According to FX Strategists at UOB Group, the downside momentum in EUR/USD seems to be running out of steam.
24-hour view: “We noted yesterday that ‘downward momentum is patchy at best and EUR is unlikely to weaken much further’. EUR subsequently traded between 1.0996 and 1.1025, narrower than our expected sideway-trading range of 1.1000/1.1050. The current movement is still viewed as part of a sideway-trading and EUR is likely to continue to trade sideways for now. Expected range for today, 1.1000/1.1040.”

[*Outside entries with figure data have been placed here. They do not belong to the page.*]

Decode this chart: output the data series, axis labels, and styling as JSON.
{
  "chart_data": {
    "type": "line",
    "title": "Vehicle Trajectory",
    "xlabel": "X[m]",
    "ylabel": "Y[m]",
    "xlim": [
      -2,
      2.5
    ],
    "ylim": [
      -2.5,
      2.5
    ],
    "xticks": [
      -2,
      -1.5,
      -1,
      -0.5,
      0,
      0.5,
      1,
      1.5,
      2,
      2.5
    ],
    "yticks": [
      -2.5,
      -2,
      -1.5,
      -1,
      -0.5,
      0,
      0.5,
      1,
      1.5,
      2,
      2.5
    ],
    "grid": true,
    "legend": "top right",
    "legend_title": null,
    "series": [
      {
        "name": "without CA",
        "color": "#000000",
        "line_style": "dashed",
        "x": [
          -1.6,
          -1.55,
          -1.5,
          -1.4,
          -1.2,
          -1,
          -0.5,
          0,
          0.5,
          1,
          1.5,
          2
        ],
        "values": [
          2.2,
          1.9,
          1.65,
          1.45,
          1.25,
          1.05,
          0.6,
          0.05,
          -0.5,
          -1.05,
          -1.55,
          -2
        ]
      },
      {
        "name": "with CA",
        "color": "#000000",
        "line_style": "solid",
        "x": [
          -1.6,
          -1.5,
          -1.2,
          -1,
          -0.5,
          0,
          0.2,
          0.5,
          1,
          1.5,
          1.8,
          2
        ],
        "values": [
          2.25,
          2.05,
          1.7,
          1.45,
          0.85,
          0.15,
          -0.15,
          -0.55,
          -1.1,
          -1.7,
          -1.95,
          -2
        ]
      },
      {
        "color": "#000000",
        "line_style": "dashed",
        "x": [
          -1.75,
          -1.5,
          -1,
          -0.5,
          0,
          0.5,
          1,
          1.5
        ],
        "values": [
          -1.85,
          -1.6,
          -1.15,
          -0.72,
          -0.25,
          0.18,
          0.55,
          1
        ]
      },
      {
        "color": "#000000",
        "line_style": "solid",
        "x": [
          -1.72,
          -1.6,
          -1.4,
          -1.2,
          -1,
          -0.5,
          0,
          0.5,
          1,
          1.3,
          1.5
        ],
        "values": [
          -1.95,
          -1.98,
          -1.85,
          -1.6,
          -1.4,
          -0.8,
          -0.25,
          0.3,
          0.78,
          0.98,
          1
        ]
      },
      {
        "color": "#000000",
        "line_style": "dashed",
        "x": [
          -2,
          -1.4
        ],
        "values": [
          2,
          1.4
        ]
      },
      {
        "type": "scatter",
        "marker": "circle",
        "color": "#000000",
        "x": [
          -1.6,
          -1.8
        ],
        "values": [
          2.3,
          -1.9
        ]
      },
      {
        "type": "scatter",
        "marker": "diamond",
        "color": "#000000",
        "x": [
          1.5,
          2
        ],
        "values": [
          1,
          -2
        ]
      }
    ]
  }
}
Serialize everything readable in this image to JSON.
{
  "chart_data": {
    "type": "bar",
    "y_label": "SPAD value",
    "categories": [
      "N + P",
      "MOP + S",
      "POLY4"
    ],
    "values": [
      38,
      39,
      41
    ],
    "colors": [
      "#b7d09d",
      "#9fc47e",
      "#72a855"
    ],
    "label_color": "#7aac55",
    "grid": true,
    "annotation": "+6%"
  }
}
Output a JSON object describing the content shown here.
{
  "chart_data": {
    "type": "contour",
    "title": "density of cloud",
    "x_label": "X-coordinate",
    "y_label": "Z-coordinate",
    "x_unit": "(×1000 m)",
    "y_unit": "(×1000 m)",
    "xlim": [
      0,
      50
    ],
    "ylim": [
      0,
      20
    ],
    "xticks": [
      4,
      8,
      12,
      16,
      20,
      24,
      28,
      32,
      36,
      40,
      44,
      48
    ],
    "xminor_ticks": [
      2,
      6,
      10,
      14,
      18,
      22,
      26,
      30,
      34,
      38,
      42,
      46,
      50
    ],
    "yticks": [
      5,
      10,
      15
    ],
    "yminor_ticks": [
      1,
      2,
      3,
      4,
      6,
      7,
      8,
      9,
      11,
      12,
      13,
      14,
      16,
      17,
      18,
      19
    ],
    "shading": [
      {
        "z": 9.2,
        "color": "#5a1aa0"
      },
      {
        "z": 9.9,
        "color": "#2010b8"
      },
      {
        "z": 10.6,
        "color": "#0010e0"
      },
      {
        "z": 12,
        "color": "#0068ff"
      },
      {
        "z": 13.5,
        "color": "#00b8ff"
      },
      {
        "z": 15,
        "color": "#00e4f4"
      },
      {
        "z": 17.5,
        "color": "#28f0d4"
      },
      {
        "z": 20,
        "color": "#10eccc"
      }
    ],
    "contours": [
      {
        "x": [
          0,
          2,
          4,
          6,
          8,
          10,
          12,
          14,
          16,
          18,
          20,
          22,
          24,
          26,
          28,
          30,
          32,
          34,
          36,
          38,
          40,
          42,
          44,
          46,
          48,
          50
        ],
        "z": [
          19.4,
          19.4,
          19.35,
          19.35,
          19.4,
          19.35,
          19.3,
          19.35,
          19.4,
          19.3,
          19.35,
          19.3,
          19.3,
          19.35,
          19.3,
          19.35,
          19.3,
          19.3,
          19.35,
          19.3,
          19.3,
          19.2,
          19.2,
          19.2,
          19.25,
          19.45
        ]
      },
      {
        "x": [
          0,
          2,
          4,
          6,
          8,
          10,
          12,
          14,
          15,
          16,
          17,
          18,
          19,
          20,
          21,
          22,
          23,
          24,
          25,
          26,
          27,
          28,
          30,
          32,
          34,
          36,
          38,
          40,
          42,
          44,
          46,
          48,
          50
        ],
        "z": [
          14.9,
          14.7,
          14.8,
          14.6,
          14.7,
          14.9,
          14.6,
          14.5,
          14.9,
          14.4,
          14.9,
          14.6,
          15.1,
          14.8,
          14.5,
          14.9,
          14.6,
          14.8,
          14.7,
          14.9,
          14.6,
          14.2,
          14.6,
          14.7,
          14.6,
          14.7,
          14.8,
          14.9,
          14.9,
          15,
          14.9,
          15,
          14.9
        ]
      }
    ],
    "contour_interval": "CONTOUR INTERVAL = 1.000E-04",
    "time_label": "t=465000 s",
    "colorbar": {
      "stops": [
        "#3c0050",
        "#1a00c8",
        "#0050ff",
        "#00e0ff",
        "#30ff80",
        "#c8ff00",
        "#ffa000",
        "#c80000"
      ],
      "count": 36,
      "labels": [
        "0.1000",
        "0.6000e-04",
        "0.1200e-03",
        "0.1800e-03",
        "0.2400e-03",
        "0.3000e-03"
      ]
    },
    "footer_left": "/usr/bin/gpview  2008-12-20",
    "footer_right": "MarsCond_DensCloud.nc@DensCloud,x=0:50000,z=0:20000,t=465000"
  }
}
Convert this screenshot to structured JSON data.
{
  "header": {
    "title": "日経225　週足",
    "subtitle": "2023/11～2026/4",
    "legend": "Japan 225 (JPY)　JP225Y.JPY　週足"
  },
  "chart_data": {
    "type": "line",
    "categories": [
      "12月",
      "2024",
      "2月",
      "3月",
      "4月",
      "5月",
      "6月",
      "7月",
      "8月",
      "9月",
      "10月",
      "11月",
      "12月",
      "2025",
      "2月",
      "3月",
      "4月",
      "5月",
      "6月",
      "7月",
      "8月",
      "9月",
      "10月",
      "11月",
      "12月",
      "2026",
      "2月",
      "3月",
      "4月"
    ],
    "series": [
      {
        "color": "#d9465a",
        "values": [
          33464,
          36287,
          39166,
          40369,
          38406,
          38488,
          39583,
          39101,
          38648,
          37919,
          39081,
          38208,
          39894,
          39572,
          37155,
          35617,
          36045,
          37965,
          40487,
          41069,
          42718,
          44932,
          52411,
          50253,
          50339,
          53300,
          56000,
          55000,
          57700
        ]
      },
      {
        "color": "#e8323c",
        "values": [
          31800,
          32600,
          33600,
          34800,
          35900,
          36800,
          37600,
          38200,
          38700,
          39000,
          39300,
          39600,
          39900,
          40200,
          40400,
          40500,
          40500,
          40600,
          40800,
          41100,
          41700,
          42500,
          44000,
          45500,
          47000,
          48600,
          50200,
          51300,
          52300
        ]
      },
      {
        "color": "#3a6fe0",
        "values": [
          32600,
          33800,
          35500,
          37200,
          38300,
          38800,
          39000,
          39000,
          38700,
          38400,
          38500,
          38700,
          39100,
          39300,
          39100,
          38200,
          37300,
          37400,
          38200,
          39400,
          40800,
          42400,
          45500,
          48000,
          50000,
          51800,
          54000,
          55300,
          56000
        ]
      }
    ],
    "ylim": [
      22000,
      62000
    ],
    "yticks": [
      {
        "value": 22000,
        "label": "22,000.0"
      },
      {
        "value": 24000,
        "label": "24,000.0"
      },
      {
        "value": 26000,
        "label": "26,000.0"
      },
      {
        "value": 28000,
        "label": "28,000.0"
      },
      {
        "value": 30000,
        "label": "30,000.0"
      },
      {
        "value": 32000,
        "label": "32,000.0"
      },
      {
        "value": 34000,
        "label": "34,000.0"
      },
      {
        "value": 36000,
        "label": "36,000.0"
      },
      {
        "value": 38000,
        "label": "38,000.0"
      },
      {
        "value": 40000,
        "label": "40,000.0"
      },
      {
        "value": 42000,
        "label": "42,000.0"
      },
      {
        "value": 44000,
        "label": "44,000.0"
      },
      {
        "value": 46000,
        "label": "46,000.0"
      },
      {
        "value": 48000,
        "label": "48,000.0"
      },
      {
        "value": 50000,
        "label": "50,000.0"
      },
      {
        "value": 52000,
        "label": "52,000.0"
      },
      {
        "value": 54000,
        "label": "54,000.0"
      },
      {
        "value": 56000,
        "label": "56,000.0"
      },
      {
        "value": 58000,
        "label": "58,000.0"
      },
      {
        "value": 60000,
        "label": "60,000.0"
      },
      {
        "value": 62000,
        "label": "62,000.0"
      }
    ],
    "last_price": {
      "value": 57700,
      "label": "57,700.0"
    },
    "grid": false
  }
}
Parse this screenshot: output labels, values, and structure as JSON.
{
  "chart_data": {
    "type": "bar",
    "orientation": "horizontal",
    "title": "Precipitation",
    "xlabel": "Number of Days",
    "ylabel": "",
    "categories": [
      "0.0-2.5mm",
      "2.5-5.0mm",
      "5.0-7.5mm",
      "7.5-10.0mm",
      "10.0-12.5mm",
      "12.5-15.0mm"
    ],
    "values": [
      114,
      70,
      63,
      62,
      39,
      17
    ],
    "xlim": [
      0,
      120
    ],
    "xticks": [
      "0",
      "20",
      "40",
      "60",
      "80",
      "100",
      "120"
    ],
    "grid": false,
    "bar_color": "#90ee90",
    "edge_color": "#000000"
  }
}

Next 1-3 weeks: “While we have held the view that EUR is in a ‘corrective pullback’ since early this month, we highlighted the lackluster momentum suggests EUR could ‘stabilize ahead of 1.1030’. EUR cracked 1.1030 last Thursday (23 Jan) and extended its decline to 1.1008 yesterday (27 Jan). While downward momentum has picked up, the current decline is approaching oversold territory. That said, the risk remains on the downside and only a move above the ‘strong resistance’ at 1.1085 would indicate that the current weakness has stabilized. Until then, EUR could continue to edge lower but any weakness is expected to encounter solid support near last November’s low near 1.0980. Looking ahead, if EUR were to register a daily closing below 1.0980, it could open up the way for further weakness towards 1.0945, possibly retesting 1.0875, the low in 2019.”